Mohon tunggu...
Azwar Sutan Malaka
Azwar Sutan Malaka Mohon Tunggu... Penulis - Kompasianer

Kompasianer

Selanjutnya

Tutup

Humaniora Pilihan

Mengapa Anak Minang Harus Merantau?

27 November 2017   10:56 Diperbarui: 2 Desember 2017   10:33 2229
+
Laporkan Konten
Laporkan Akun
Kompasiana adalah platform blog. Konten ini menjadi tanggung jawab bloger dan tidak mewakili pandangan redaksi Kompas.
Lihat foto
Bagikan ide kreativitasmu dalam bentuk konten di Kompasiana | Sumber gambar: Freepik

Masyarakat Minangkabau terkenal dengan budaya merantaunya. Perpindahan penduduk dari kampung halamannya ke daerah yang dapat memberikan mata pencarian untuknya, ke daerah yang dapat menghidupinya. Merantau dilakukan atas kehendak sendiri dan semua kebutuhan hidup diusahakan dengan kemampuan sendiri. Bila dikaji lebih jauh, sebenarnya ada beberapa faktor yang "memaksa" anak-anak Minang untuk pergi merantau, meninggalkan kampung halamannya.

Tradisi merantau didukung oleh bentuk kekerabatan di Minangkabau yang berbeda dengan suku lain di Indonesia atau dunia. Umar Yunus dalam Koenj buku Manusia dan Kebudayaan di Indonesia (1970: 247) mengatakan bahwa suku Minangkabau garis keturunan dalam masyarakatnya diperhitungkan secara matrilineal. Seseorang termasuk keluarga ibunya dan bukan keluarga ayahnya. Seorang ayah berada di luar keluarga anak dan istrinya. Seorang ayah dalam keluarga Minangkabau termasuk keluarga lain dari anak dan istrinya, sama halnya  dengan seorang anak dari laki-laki Minang akan termasuk keluarga lain  dari ayahnya.

Garis keturunan yang matrilineal itu membuat posisi laki-laki Minang dalam keluarga menjadi tidak kuat. Dalam keluarga ibu sebenarnya dia hanya sebagai pengelola, tidak sebagai pemilik harta. Sementara dalam keluarga istri dia hanya sebagai tamu, tidak dapat berbuat sebebasnya. Keadaan ini sekali lagi membuat banyak laki-laki Minang yang memilih rantau untuk  tempat hidup mereka.

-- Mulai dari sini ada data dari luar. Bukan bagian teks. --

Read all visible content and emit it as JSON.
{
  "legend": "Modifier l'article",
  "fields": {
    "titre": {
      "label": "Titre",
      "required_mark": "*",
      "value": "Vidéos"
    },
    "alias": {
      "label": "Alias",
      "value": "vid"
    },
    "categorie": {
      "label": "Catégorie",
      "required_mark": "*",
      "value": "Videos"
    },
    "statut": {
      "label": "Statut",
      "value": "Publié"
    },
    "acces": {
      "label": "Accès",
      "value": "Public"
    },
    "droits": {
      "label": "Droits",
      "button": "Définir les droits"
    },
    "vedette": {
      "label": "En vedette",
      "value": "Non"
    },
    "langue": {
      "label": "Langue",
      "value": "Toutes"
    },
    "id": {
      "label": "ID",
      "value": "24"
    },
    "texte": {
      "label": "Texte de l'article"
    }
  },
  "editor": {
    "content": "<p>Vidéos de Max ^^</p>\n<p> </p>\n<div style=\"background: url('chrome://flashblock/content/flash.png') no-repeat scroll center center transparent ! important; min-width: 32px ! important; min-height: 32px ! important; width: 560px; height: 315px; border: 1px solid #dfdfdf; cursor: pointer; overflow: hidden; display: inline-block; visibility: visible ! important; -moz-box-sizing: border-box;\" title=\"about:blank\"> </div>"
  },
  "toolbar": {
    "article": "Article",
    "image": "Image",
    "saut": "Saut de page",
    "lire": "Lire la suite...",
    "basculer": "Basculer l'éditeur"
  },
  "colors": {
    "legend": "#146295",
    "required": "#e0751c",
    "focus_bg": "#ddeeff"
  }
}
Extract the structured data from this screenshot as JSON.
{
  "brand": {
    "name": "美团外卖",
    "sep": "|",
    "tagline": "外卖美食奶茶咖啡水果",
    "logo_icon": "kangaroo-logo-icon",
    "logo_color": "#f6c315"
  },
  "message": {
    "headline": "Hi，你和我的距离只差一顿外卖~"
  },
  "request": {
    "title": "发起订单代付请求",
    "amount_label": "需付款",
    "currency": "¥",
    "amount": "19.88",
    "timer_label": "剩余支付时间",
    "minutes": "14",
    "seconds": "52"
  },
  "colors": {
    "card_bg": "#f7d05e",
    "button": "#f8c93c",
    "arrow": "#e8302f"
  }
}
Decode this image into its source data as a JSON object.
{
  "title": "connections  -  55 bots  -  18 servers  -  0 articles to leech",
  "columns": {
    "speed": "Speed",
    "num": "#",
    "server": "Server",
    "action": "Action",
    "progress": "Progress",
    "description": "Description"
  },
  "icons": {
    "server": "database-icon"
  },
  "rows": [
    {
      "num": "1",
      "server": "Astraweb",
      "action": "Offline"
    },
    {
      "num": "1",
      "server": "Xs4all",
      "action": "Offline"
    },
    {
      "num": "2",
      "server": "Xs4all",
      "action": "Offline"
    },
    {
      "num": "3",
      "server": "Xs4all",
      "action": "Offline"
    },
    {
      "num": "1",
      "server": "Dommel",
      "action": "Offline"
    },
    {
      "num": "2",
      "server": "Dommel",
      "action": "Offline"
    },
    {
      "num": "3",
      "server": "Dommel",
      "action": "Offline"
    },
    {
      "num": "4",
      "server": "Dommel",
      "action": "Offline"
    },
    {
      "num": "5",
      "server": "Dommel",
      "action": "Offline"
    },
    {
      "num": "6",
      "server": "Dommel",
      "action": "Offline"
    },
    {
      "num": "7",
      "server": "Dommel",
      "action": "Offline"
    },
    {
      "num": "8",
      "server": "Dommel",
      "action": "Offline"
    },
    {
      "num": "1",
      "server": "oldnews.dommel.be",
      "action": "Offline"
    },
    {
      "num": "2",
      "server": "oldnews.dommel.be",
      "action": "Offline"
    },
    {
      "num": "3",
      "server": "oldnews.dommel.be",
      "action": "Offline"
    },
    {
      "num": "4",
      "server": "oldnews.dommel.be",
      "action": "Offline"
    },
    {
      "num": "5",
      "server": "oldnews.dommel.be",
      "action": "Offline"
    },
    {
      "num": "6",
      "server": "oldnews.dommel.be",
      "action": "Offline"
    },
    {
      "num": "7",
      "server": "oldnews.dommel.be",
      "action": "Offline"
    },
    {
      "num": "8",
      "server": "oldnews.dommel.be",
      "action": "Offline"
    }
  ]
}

Sistem kekerabatan matrilineal telah mengharuskan mereka untuk tidak memiliki apa-apa dikampung halamannya, sungguhpun demikian ternyata orang Minang tidak dapat dengan mudah melupakan kampung halaman. Hal ini dapat kita lihat dari pepatah yang melekat dalam kehidupan masyarakat "setinggi-tinggi terbang bangau kembali kekubangan jua" sejauh-jauhnya laki-laki Minang pergi merantau pulangnya kekampung halaman juga.

  • Faktor kebutuhan hidup

Kemajauan zaman ternyata menjadikan kampung halaman sebagai tempat yang tidak cocok lagi untuk mempertahankan hidup. Hidup di kampung dipandang sebagai hidup yang ketinggalan zaman dan tidak memberi kesempatan bagi seseorang untuk menjadi lebih baik.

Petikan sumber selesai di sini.